Трудно вполне точно судить о том, как он жил в это короткое время, когда прежняя жизнь уже кончилась, а новая еще не началась. Сопоставляя отдельные сумбурные свидетельства, можно догадываться, что то было едва ли не самое беспокойное время, пролетавшее в чаду: какие-то компании, менявшиеся каждый вечер, странствия от заведения к заведению, скачки на фаэтонах наперегонки, лихие приключения, подозрительные знакомства.

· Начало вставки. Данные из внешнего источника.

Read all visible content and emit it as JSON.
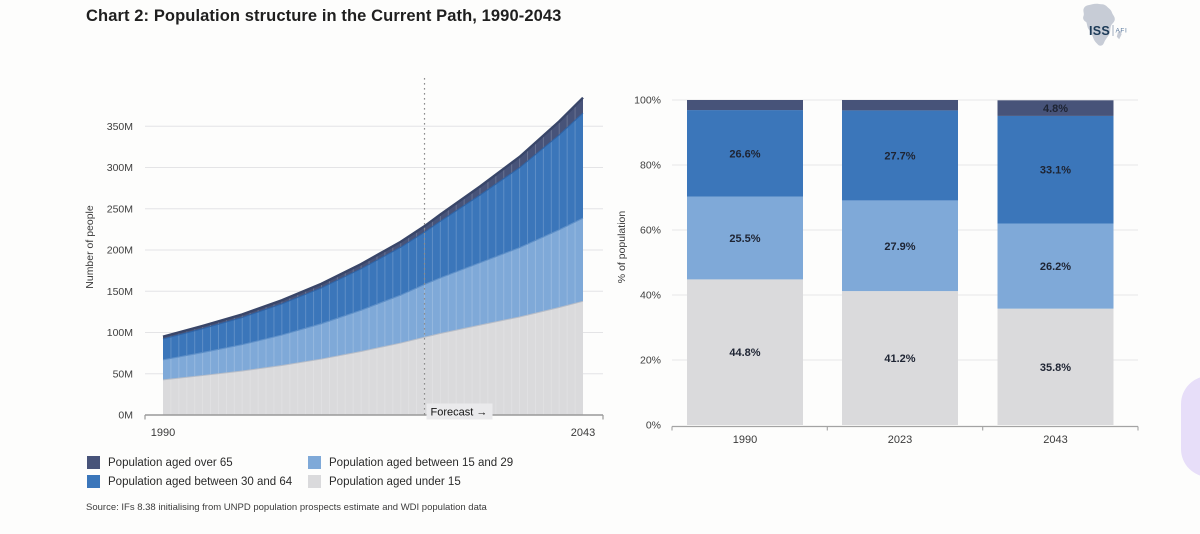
{
  "page": {
    "title": "Chart 2: Population structure in the Current Path, 1990-2043",
    "source": "Source: IFs 8.38 initialising from UNPD population prospects estimate and WDI population data"
  },
  "logo": {
    "org": "ISS",
    "suffix": "AFI"
  },
  "colors": {
    "over_65": "#475379",
    "aged_30_64": "#3b76ba",
    "aged_15_29": "#7fa9d8",
    "under_15": "#dadadc",
    "floating_widget": "#e7def9",
    "forecast_line": "#8c8c8c"
  },
  "legend": {
    "items": [
      {
        "label": "Population aged over 65",
        "color": "#475379"
      },
      {
        "label": "Population aged between 15 and 29",
        "color": "#7fa9d8"
      },
      {
        "label": "Population aged between 30 and 64",
        "color": "#3b76ba"
      },
      {
        "label": "Population aged under 15",
        "color": "#dadadc"
      }
    ]
  },
  "floating_widget": {
    "color": "#e7def9"
  },
  "chart_data": [
    {
      "type": "area",
      "stacked": true,
      "ylabel": "Number of people",
      "x_range": [
        1990,
        2043
      ],
      "x_tick_labels": [
        "1990",
        "2043"
      ],
      "y_ticks": [
        0,
        50,
        100,
        150,
        200,
        250,
        300,
        350
      ],
      "y_tick_labels": [
        "0M",
        "50M",
        "100M",
        "150M",
        "200M",
        "250M",
        "300M",
        "350M"
      ],
      "y_unit": "millions of people",
      "forecast": {
        "year": 2023,
        "label": "Forecast →"
      },
      "years": [
        1990,
        1995,
        2000,
        2005,
        2010,
        2015,
        2020,
        2023,
        2025,
        2030,
        2035,
        2040,
        2043
      ],
      "series": [
        {
          "name": "Population aged under 15",
          "color": "#dadadc",
          "values": [
            42.6,
            47.8,
            53.3,
            60.0,
            67.8,
            77.0,
            87.2,
            94.3,
            98.8,
            108.9,
            118.8,
            130.3,
            137.8
          ]
        },
        {
          "name": "Population aged between 15 and 29",
          "color": "#7fa9d8",
          "values": [
            24.2,
            27.9,
            32.0,
            37.0,
            42.9,
            50.0,
            58.1,
            63.9,
            67.4,
            75.6,
            84.1,
            94.2,
            100.9
          ]
        },
        {
          "name": "Population aged between 30 and 64",
          "color": "#3b76ba",
          "values": [
            25.3,
            28.9,
            32.9,
            37.7,
            43.4,
            50.2,
            58.0,
            63.4,
            68.6,
            82.0,
            96.8,
            114.9,
            127.4
          ]
        },
        {
          "name": "Population aged over 65",
          "color": "#475379",
          "values": [
            2.9,
            3.4,
            3.8,
            4.4,
            5.0,
            5.8,
            6.7,
            7.3,
            8.2,
            10.5,
            13.2,
            16.5,
            18.5
          ]
        }
      ]
    },
    {
      "type": "bar",
      "stacked": true,
      "ylabel": "% of population",
      "categories": [
        "1990",
        "2023",
        "2043"
      ],
      "ylim": [
        0,
        100
      ],
      "y_tick_labels": [
        "0%",
        "20%",
        "40%",
        "60%",
        "80%",
        "100%"
      ],
      "series": [
        {
          "name": "Population aged under 15",
          "color": "#dadadc",
          "values": [
            44.8,
            41.2,
            35.8
          ],
          "labels": [
            "44.8%",
            "41.2%",
            "35.8%"
          ]
        },
        {
          "name": "Population aged between 15 and 29",
          "color": "#7fa9d8",
          "values": [
            25.5,
            27.9,
            26.2
          ],
          "labels": [
            "25.5%",
            "27.9%",
            "26.2%"
          ]
        },
        {
          "name": "Population aged between 30 and 64",
          "color": "#3b76ba",
          "values": [
            26.6,
            27.7,
            33.1
          ],
          "labels": [
            "26.6%",
            "27.7%",
            "33.1%"
          ]
        },
        {
          "name": "Population aged over 65",
          "color": "#475379",
          "values": [
            3.1,
            3.2,
            4.8
          ],
          "labels": [
            "",
            "",
            "4.8%"
          ]
        }
      ]
    }
  ]
}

Давний приятель Пиросманашвили, известный по кличке Лимона (колоритнейший отпрыск тифлисской жизни, готовый пожертвовать всем во имя «самозабвения карачохели»), перечислял некоторых его собутыльников, его, так сказать, проводников в мире загула. Это некий Тариа (снова кличка, а не имя: он славился прекрасной игрой на тари, струнном инструменте) — большой кутила, много старше Пиросманашвили и влиявший на него. И другой — Васо, пьяница и сквернослов, который водил его по духанам: «Закажите ему что-нибудь, он хороший художник».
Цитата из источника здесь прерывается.